Beyond basic kinematics, the dexterous robotic hand also involves considerations of singularities and workspace analysis. Singularities occur when the Jacobian matrix loses rank, leading to infinite joint velocities for some end-effector motions. For the planar finger, singularities happen when the links are fully extended or folded, causing the determinant of \(J\) to vanish. Analyzing these singularities helps in planning trajectories that avoid problematic configurations, ensuring stable control. The workspace of the dexterous robotic hand finger is the set of all points reachable by the fingertip. Given the link lengths and joint limits, the workspace is typically a region in the plane bounded by circles. For our finger with \(l_1=60\,\text{mm}, l_2=40\,\text{mm}, l_3=30\,\text{mm}\) and joint ranges of \(0^\circ\) to \(90^\circ\), the workspace can be computed numerically. The reachable points satisfy:
$$ \text{min reach} = \max(0, l_1 – l_2 – l_3) \quad \text{to} \quad \text{max reach} = l_1 + l_2 + l_3 $$
But due to joint limits, the actual workspace is a subset. Understanding the workspace is vital for grasp planning, as it defines the dexterous robotic hand’s ability to interact with objects of various sizes and positions.
Another important aspect is the integration of the kinematic model with control systems. For real-time operation of the dexterous robotic hand, we often use inverse kinematics solvers embedded in feedback loops. For instance, in position-based control, the desired fingertip trajectory is converted into joint angle commands via inverse kinematics, and encoders on the joints provide feedback for correction. Alternatively, velocity-based control uses the Jacobian to map desired end-effector velocities to joint velocities. The kinematic model derived here serves as the backbone for these control strategies. Moreover, for a multi-fingered dexterous robotic hand, coordination algorithms must synchronize the motions of all fingers to achieve stable grasps. This involves solving inverse kinematics for each finger while considering constraints like object geometry and contact points. Advanced techniques such as optimization-based inverse kinematics can handle redundancy (if present) and minimize effort or avoid obstacles.

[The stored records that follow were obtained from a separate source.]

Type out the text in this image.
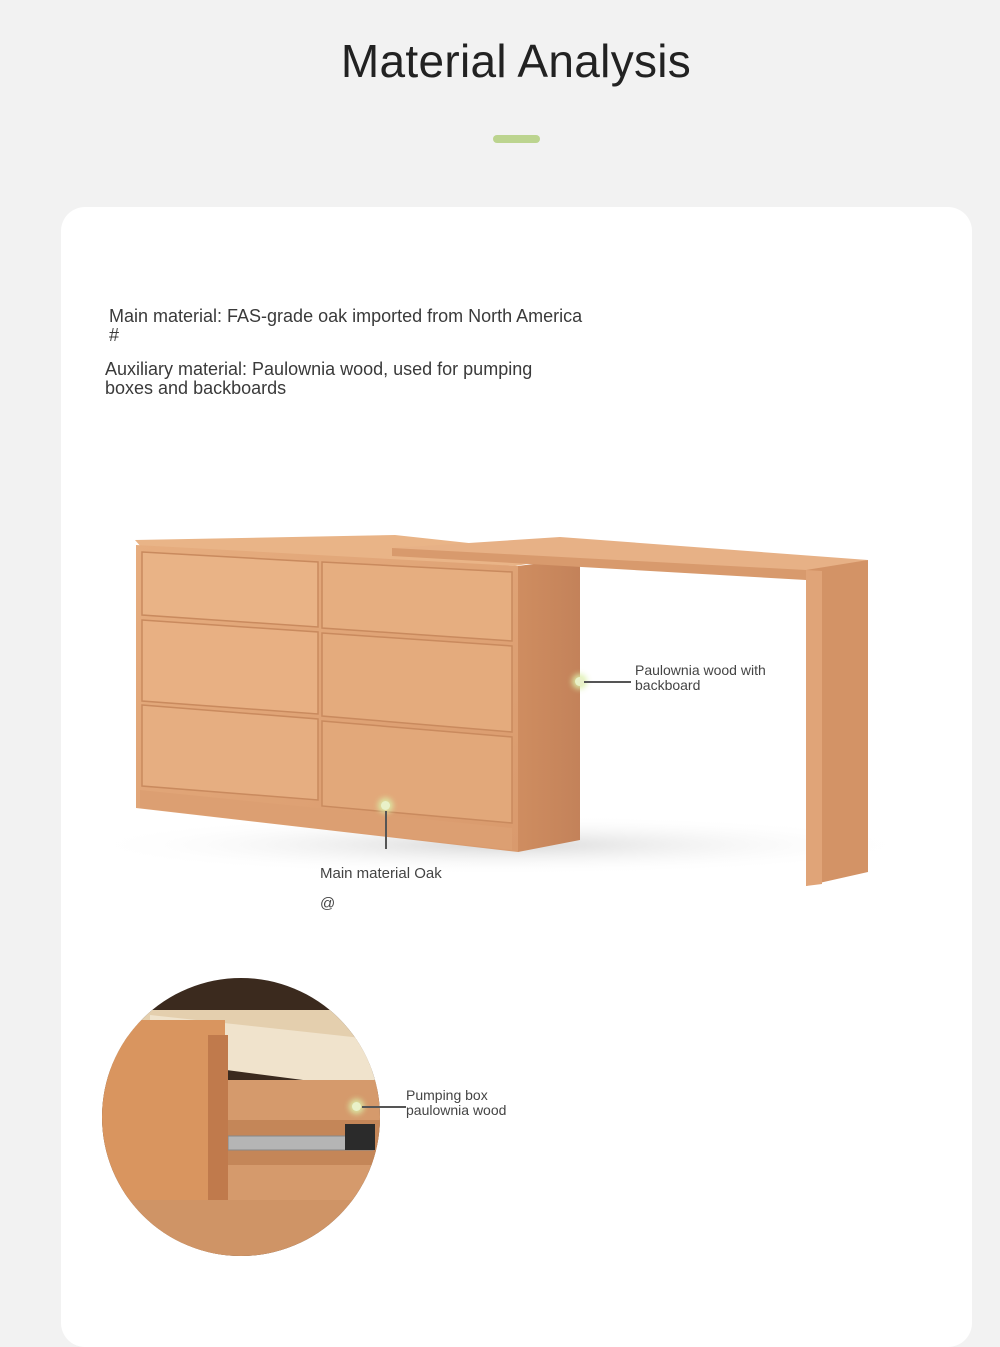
Material Analysis
Main material: FAS-grade oak imported from North America #
Auxiliary material: Paulownia wood, used for pumping boxes and backboards
Paulownia wood with backboard
Main material Oak
@
Pumping box paulownia wood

In summary, this article has presented a detailed kinematic model for a dexterous robotic hand, focusing on the DH parameterization, forward kinematics, and inverse kinematics. The model provides a mathematical framework for analyzing and controlling the hand’s movements. The dexterous robotic hand’s design, with three fingers and adjustable bases, offers significant flexibility for manipulation tasks. The forward kinematics equations allow us to compute fingertip positions from joint angles, while the inverse kinematics solutions enable us to determine joint angles for desired positions. These foundations are essential for subsequent dynamics studies, grasp planning, and real-time control of the dexterous robotic hand. Future work may extend this model to include three-dimensional motions, contact forces, and compliance, further enhancing the capabilities of dexterous robotic hands in real-world applications such as manufacturing, healthcare, and service robotics.